現在
テーブルの私の席の前には白米、味噌汁、たまご焼き、漬物といった当たり障りないメニューが並んでいる。
席について目の前には、コロンと並んだ白の持ち手のお箸を手に取る。
「いただきます。」
私がそう言うと向かいの母にいう。
「美味しいよ」
そう言えば母は満足そうに微笑み、席を外し朝の支度をする為、部屋を後にした。
…いつからか母の顔色を伺う人間に成り下がってしまった。周りとは違うと理解しているつもりだ。

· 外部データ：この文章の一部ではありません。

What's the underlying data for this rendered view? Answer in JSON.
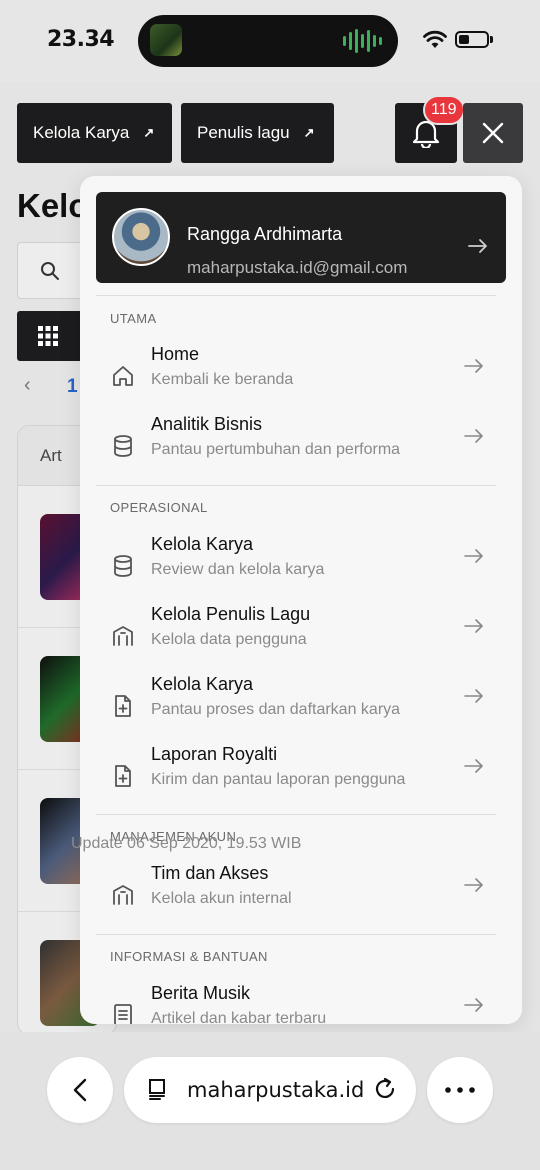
{
  "status": {
    "time": "23.34"
  },
  "toolbar": {
    "kelola_karya_label": "Kelola Karya",
    "penulis_lagu_label": "Penulis lagu",
    "notification_count": "119"
  },
  "page": {
    "title": "Kelola Karya",
    "pager_current": "1",
    "table_col_art": "Art"
  },
  "menu": {
    "profile": {
      "name": "Rangga Ardhimarta",
      "email": "maharpustaka.id@gmail.com"
    },
    "sections": {
      "utama": "UTAMA",
      "operasional": "OPERASIONAL",
      "manajemen": "MANAJEMEN AKUN",
      "informasi": "INFORMASI & BANTUAN"
    },
    "items": [
      {
        "title": "Home",
        "sub": "Kembali ke beranda",
        "icon": "home-icon"
      },
      {
        "title": "Analitik Bisnis",
        "sub": "Pantau pertumbuhan dan performa",
        "icon": "database-icon"
      },
      {
        "title": "Kelola Karya",
        "sub": "Review dan kelola karya",
        "icon": "database-icon"
      },
      {
        "title": "Kelola Penulis Lagu",
        "sub": "Kelola data pengguna",
        "icon": "building-icon"
      },
      {
        "title": "Kelola Karya",
        "sub": "Pantau proses dan daftarkan karya",
        "icon": "file-plus-icon"
      },
      {
        "title": "Laporan Royalti",
        "sub": "Kirim dan pantau laporan pengguna",
        "icon": "file-plus-icon"
      },
      {
        "title": "Tim dan Akses",
        "sub": "Kelola akun internal",
        "icon": "building-icon"
      },
      {
        "title": "Berita Musik",
        "sub": "Artikel dan kabar terbaru",
        "icon": "document-icon"
      }
    ],
    "peek_text": "Update 06 Sep 2020, 19.53 WIB"
  },
  "browser": {
    "url": "maharpustaka.id"
  },
  "colors": {
    "dark_button": "#1c1c1e",
    "badge": "#e8363c",
    "link_blue": "#2563c9",
    "menu_bg": "#f7f7f7"
  }
}
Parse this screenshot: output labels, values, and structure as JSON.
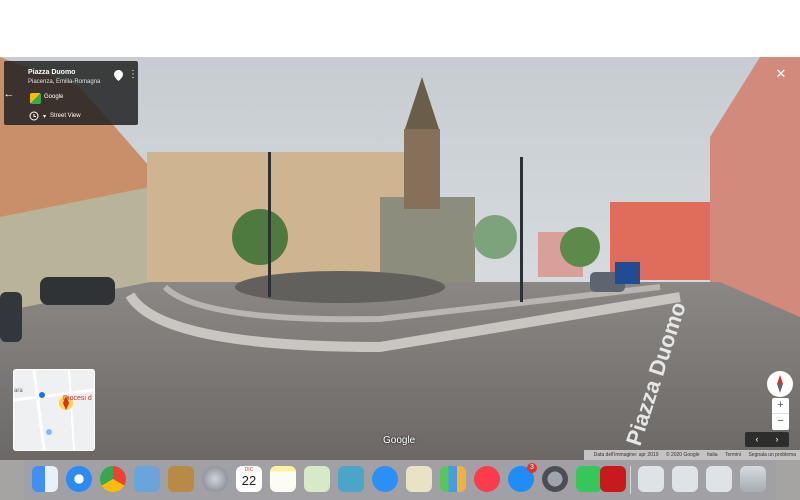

朝起きた時からついていた情報番組は、必要としている誰かの為に発信している。
……誰も見ていないのなら必要無い。私はリモコンの赤いボタンを押した。
「ご馳走様でした。」
食器を手に持ち、席を立つ。
台所に向かいカチャカチャと食器同士が当たる音がシンクで鳴る。
私はスポンジに洗剤をかけ今朝の記憶も消すようにしつこく食器を洗った。
白い光に包まれた朝の世界は、私の心だけ汚れているように思えた。
食器を洗い終えると、私は再び準備をするために、2階の自室へと向かった。
自室に行く前に、洗顔・歯磨きを済ませる。
シャカシャカと先ほど食べた朝食の味をかき消すようにブクブクと汚れを吐き出した。
バシャバシャと自らの考えを覚ますように洗った。
…自室のドレッサーに座る。
鏡に映る自分の瞳の中の瞳孔が開いていて吐き気がした。
吐き気を無視して、下地、パウダー、マスカラ、アイシャドウと進めていく。
仮面を被った鏡の中の私は微笑んでいた。
化粧は一種の仮面だ。
誰にもこの感情を知られてはならない。
……だから大丈夫。
そう心の中で唱えながら最後にリップを塗って騒々しい心に蓋をするようにドレッサーを片付けた。